Possíveis candidatos em 2020 são contra Lei altera Fundo Eleitoral e Partidário

À reportagem, alguns dos nomes que podem pleitear cargo nas próximas eleições municipais consideraram que o que foi aprovado no Congresso flexibiliza regras e dá margem para irregularidades

Foto: Pedro França/Agência Senado

Por Caroline Mendonça

O plenário da Câmara dos Deputados votou na noite de quinta-feira, 18, o Projeto de Lei que altera diversas regras sobre o Fundo Eleitoral e Partidário. O projeto já havia sido aprovado pelos deputados antes, mas sofreu alterações pelos senadores e precisou ser votado mais uma vez. O novo texto, que agora aguarda sanção presidencial, prevê exceções ao limite de gastos de campanhas, estabelece itens nos quais podem ser usados os recursos do Fundo Partidário, define critérios para análise de inelegibilidade, autoriza o retorno da propaganda partidária semestral, entre muitas outras.  

Se aprovado pelo presidente, Jair Bolsonaro, as mudanças propostas pelo projeto podem transformar as eleições municipais de 2020. O Jornal Opção conversou com alguns nomes que serão diretamente afetados pelas novas regras.

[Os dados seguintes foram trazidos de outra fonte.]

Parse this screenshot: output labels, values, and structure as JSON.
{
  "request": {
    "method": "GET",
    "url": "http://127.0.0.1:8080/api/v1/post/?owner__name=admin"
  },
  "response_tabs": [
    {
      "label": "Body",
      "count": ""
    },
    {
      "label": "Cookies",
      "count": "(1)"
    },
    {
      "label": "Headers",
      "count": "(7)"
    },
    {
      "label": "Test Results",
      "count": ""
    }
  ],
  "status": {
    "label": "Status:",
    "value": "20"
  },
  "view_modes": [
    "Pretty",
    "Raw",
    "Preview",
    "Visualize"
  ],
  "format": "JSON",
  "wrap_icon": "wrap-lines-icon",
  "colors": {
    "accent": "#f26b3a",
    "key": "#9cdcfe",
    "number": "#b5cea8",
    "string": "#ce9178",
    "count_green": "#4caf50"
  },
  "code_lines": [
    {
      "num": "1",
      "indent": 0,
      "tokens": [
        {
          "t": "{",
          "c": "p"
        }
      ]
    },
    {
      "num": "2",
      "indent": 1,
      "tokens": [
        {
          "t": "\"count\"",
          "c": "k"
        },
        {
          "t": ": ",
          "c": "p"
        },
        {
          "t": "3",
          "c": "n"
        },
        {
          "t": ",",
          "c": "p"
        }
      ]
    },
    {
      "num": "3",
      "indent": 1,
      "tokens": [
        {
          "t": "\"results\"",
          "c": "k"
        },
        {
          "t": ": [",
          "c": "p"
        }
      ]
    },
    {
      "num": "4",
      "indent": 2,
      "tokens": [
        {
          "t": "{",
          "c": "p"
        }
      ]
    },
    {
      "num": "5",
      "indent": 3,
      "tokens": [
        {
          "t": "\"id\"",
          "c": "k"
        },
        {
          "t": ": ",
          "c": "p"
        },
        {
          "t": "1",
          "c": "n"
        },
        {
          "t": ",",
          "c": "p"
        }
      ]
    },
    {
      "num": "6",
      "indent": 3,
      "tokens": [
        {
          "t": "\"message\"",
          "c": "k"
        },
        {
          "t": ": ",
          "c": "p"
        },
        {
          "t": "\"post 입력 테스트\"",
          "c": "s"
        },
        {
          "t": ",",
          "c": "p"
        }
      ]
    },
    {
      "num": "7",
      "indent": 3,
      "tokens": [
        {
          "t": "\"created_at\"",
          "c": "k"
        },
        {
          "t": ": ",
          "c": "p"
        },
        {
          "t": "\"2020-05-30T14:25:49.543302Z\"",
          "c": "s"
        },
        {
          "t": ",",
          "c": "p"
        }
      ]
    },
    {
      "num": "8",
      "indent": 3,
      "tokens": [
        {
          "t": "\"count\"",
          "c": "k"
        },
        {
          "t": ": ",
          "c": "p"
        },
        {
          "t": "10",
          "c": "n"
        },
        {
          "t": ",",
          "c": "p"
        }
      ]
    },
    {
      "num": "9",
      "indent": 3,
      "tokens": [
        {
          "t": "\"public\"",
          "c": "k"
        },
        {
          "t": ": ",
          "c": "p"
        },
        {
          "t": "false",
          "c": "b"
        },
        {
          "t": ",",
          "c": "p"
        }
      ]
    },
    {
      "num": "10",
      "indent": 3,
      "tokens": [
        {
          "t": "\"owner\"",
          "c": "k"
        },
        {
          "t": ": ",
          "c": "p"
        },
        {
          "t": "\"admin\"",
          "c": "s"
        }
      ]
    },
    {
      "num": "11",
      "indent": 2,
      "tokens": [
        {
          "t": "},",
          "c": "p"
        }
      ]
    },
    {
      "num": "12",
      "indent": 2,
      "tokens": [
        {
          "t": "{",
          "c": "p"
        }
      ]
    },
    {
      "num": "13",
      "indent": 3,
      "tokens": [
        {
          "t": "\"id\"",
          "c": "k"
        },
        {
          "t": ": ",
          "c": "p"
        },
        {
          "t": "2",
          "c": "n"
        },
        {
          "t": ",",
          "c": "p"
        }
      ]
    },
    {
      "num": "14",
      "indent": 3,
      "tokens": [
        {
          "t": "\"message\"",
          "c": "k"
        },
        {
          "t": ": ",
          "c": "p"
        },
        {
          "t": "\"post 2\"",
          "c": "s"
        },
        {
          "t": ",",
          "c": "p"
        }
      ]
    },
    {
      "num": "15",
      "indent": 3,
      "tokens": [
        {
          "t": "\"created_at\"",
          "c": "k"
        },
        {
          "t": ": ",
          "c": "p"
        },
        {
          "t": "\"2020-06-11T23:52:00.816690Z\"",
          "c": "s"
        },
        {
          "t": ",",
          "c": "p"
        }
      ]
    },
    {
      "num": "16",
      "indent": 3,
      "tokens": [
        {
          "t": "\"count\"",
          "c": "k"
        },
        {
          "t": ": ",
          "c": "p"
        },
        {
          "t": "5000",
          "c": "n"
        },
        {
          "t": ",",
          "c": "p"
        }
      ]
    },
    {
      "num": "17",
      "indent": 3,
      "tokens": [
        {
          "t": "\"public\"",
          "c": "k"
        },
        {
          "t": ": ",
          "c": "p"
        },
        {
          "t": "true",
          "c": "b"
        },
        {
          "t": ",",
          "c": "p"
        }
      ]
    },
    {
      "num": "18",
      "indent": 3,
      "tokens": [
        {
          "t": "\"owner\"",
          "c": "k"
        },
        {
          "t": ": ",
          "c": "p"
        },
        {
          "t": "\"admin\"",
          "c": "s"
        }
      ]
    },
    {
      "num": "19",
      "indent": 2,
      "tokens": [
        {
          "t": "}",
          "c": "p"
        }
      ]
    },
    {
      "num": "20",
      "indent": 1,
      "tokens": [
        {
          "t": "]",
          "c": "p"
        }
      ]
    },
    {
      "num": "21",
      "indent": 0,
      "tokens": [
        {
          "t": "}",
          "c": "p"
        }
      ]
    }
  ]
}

O presidente da Câmara Municipal de Goiânia e vereador Romário Policarpo (Patriota), que é candidato do partido à prefeitura da Capital, afirma que é contra a aprovação do projeto como um todo. ‘‘Nós estamos falando sobre algo polêmico, a sociedade não concorda com isso e eu também não. Acredito que o impacto maior será nas eleições de 2022, nos municípios não chega a afetar tanto, a proporção é menor. Com essa aprovação, os partidos poderão locar imóveis, fazer pagamentos de multas, isso é errado. Não existe uma fiscalização e afrouxar essa lei não é o caminho’’, disse. 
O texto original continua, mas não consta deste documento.